Wednesday, June 18, 2008

The first Arabic Detective Novel in English

I mentioned a few weeks ago in passing about the first Arabic detective novel to be published in English: The Final Bet by Abdelilah Hamdouchi. The Final Bet is now available in hardback and will be out in paperback in September. The paperback publisher is Arabia Books a joint venture between Haus Publishing and Arcadia "working in close cooperation with the American University in Cairo Press". This collaboration with Arcadia, I assume, will allow The Final Bet to be eligible for the International Dagger next year (should it prove good enough).

Synopsis: Casablanca. Othman, a handsome young Moroccan man, returns home to discover his elderly French wife, Sofia, brutally murdered in their bedroom. Highly educated but chronically unemployed, Othman had been in desperate straits before meeting Sofia, who pampered him with fancy cars, expensive clothes, and access to her mansion in the most exclusive
neighbourhood in Casablanca. But living with a woman more than forty years his senior was too much for Othman—before his wife’s murder he sought relief in a steamy affair with an attractive young aerobics instructor, Naeema.
The Moroccan police quickly zero in on Othman as the prime suspect in his wife’s murder. But is he guilty? Did he kill his wife for the money and his lover? Or is he an innocent man, framed by circumstance — and an overzealous and brutal police force?

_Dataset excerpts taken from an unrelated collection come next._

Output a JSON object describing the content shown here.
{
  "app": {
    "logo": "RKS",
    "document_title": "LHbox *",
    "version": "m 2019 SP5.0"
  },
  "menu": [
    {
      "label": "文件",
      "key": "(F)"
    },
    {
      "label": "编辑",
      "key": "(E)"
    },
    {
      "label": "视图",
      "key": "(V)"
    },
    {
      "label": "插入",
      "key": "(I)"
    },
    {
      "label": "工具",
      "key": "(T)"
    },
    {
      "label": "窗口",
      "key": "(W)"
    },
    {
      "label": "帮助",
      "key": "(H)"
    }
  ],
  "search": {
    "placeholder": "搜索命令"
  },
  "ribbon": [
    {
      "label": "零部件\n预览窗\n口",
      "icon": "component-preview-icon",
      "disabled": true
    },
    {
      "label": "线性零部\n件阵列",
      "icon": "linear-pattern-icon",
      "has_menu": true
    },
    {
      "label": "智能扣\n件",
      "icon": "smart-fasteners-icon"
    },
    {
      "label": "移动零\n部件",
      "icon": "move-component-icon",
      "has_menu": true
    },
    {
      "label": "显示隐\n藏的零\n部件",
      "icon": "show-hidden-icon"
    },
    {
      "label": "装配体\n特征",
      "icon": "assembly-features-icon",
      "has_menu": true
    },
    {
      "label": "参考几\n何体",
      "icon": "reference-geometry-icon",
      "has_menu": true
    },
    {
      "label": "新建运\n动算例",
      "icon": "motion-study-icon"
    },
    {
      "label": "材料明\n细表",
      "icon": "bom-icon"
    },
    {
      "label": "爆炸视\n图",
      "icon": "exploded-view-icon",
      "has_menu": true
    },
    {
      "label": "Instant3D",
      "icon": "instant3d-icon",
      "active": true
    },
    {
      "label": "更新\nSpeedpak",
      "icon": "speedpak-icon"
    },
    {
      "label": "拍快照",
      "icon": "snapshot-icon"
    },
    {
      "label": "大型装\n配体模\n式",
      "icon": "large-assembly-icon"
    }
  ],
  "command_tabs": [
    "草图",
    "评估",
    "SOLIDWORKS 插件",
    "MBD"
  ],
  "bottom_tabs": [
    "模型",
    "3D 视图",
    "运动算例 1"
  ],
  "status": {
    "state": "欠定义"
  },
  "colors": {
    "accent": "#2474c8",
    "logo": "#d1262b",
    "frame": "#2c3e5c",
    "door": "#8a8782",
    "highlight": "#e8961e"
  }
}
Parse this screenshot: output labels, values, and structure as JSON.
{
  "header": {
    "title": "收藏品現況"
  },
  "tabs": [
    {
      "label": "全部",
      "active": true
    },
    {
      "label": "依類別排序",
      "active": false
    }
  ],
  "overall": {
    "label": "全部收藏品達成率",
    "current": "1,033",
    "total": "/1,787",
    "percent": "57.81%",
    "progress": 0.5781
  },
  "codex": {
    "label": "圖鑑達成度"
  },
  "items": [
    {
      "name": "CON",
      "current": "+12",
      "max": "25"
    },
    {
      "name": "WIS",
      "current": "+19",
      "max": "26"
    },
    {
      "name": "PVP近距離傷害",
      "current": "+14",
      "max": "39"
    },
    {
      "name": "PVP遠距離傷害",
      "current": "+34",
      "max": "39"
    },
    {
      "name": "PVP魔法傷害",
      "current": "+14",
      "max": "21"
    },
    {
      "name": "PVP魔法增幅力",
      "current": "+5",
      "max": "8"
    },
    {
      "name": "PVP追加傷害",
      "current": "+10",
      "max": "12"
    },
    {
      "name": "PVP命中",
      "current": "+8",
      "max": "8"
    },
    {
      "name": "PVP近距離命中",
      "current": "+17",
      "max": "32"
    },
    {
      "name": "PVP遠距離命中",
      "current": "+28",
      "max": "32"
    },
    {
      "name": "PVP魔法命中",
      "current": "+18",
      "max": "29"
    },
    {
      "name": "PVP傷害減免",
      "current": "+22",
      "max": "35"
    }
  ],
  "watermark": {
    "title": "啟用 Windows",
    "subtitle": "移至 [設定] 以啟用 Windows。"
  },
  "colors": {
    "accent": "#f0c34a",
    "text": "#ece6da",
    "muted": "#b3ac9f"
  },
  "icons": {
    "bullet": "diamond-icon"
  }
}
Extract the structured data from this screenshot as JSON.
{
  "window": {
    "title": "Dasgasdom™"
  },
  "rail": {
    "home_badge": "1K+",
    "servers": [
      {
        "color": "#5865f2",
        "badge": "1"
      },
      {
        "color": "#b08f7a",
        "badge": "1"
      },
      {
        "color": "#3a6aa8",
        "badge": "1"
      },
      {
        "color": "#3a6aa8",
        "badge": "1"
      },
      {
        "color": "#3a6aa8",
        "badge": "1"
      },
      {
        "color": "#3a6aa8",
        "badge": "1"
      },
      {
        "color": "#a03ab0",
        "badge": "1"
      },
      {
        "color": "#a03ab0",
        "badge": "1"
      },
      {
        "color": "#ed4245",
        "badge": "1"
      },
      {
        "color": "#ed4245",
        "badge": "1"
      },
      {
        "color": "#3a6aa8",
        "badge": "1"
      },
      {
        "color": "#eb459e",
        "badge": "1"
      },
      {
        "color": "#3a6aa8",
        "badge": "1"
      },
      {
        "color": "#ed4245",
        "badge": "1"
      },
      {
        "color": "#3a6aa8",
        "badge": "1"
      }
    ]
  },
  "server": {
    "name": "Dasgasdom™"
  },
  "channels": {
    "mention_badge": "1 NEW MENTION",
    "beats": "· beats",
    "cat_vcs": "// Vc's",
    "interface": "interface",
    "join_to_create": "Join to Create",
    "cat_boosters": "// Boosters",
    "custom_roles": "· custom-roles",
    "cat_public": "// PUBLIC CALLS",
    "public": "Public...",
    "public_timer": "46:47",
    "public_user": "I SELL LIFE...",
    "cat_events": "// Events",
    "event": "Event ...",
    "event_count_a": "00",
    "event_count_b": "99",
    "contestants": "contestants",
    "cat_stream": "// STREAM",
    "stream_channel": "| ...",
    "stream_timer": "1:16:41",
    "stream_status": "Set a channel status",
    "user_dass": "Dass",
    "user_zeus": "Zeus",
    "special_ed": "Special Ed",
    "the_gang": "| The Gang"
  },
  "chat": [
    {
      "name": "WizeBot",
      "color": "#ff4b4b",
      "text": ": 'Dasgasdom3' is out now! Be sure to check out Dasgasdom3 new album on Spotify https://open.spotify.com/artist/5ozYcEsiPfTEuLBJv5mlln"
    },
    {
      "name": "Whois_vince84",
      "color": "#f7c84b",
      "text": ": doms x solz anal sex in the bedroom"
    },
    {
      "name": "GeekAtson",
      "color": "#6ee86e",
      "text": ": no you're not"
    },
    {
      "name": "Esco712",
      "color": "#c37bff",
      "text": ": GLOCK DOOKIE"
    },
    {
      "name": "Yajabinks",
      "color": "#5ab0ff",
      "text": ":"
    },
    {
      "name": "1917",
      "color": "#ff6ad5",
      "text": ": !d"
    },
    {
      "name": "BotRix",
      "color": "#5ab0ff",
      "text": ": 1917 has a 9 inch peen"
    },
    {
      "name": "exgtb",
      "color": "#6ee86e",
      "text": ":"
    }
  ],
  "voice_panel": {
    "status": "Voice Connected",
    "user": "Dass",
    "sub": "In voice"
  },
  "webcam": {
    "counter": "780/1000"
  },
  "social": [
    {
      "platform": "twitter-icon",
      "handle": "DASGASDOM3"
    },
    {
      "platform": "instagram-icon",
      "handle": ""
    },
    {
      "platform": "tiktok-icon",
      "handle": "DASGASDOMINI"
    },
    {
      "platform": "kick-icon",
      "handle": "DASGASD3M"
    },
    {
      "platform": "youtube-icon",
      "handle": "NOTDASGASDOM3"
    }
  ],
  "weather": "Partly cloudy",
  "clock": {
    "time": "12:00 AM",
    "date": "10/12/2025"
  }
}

Abdelilah Hamdouchi’s The Final Bet is the first Arabic detective novel to be translated into English. With it, Hamdouchi joins the ranks of Yasmina Khadra and Henning Mankell, finally bringing the modern Arabic novel to the global stage of detective fiction.

Also from the publisher's website: Abdelilah Hamdouchi is one of the first writers of Arabic-language detective fiction. The author of eight novels, Hamdouchi is also an award-winning screenwriter for Moroccan television and cinema. All of his police novels, including The Final Bet, have been produced for Moroccan television. He lives in Rabat, Morocco.

I look forward to giving this one a go (if and when a copy crosses my desk - may take the library a while to pick it up) not least as it bucks the trend of most of the review copies that come my way - by being less than 150 pages long.

1 comment:

Anonymous said...

I can never work out whether I should thank or curse you for pointing out these tantalising books :) :) :) This looks like it is going straight to the top of my GOT TO HAVE that book list.